Currently, it’s the responsibility of airlines to check that passengers have a negative test result.
Jessica* is also 24. She admits to selling fake Covid-19 certificates to people who wanted to travel abroad by advertising her services on social media.
She says it was “easy money”.
“They just didn’t want to pay £150 for a private test,” she says. “We charged them £50.
“Because it was so cheap people were asking so many questions, like ‘how does it work?’, ‘when I get to the place are they gonna double check?’, ‘how did you do it?’, ‘am I gonna get in trouble?’”
Jessica justified the fraudulent activity to herself by saying she is a single parent.
“No one’s helping me, no one’s giving me money.
“If I have to take a small risk to make like £300 to feed my kid, trust me I’ll do it.”
Jessica realised there was a market for forged test certificates after needing one to travel herself. Not wanting to pay the fee for a private test, her friend told her she knew someone who had a forged certificate, and so she decided to set up a similar scheme.

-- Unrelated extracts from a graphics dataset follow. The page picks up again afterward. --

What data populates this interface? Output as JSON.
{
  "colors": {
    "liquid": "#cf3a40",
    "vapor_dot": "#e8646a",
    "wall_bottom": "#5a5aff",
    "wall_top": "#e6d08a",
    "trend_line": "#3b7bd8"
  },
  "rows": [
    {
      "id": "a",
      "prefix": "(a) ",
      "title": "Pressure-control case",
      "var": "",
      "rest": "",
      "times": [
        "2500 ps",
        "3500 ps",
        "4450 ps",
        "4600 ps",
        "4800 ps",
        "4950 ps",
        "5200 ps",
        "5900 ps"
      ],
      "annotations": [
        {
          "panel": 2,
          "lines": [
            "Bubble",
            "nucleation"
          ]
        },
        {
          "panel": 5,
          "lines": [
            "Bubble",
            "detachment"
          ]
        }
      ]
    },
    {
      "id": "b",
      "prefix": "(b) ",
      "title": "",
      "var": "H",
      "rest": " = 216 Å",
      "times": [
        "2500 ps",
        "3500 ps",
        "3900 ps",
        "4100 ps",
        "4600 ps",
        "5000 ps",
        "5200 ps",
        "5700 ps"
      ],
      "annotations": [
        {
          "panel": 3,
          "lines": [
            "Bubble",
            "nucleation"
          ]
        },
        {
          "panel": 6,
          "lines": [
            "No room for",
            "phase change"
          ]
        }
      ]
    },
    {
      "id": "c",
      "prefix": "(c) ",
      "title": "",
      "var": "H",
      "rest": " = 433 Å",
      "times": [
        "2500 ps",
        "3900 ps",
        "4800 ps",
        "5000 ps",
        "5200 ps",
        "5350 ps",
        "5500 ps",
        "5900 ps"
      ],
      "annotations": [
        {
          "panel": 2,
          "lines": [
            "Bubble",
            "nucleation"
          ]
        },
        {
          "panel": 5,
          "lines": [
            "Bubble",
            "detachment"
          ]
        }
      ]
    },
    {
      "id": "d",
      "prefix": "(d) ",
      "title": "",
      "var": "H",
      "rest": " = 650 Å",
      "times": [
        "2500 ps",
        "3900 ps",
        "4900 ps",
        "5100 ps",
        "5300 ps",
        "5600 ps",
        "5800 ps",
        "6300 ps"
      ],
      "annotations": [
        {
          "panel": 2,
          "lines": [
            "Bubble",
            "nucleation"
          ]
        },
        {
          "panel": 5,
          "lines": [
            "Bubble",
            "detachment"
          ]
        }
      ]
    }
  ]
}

In total, Jessica admits to selling eight fake certificates but she decided to stop when she realised the impact Covid-19 was having on people’s lives.
“I feel bad now. [I’m] someone that works within the healthcare [sector] so obviously I don’t want that on my conscience.
“People are getting Corona because of me. In other countries that don’t have the opportunity of medical care like we have here.”
‘I saved £200 to £250 by using a forged certificate’
“For me it was more for financial reasons,” says Louise about her fraudulent activity. “It wasn’t necessarily that I didn’t want to take the test.
“It wasn’t feasible… and I know some people may be thinking ‘so why are you travelling?’
“I saved about £200 to £250 by using a forged certificate.”
Like Jessica, Louise knew she was committing fraud, but she admits she would do it again.
“Until there’s some type of Covid computer that can track which clinic or hospital somebody got a test in, I don’t see why I should worry myself.”
Currently, there are only anecdotal examples to demonstrate the scale of this issue.
Europol recently warned about the use of false test certificates, blaming criminal gangs.
A man was arrested at Luton airport last month under suspicion of selling fake certificates.
And in Paris, French authorities recently arrested seven people at Charles de Galle airport. It’s claimed they were carrying 200 counterfeit tests on digital devices.
The UK government says you can provide proof of your negative test with a printed document, an email or a text message.
The proof has to include your personal details, the date the test was done, and the name of the test provider and their contact details.
The International Air Transport Association (IATA), the trade association for the world’s airlines, has come up with a possible solution for spotting fake certificates.
They’ve suggested the idea for a new “IATA travel pass app”, says Alan Murray Hayden who is Head of Airport Passenger and Security Products at IATA.
The passenger creates a profile based on their passport details. When they get their test results, the laboratories can send them to the passenger as a “verifiable credential,” meaning the passenger can’t alter or change the test results and those results are linked to their identity.
In a statement, the Department for Transport says pre-departure testing is in place to protect the health of the UK public and those attempting to cheat the system are selfishly gambling with the lives of others.
*We’ve changed the names of Jessica and Louise.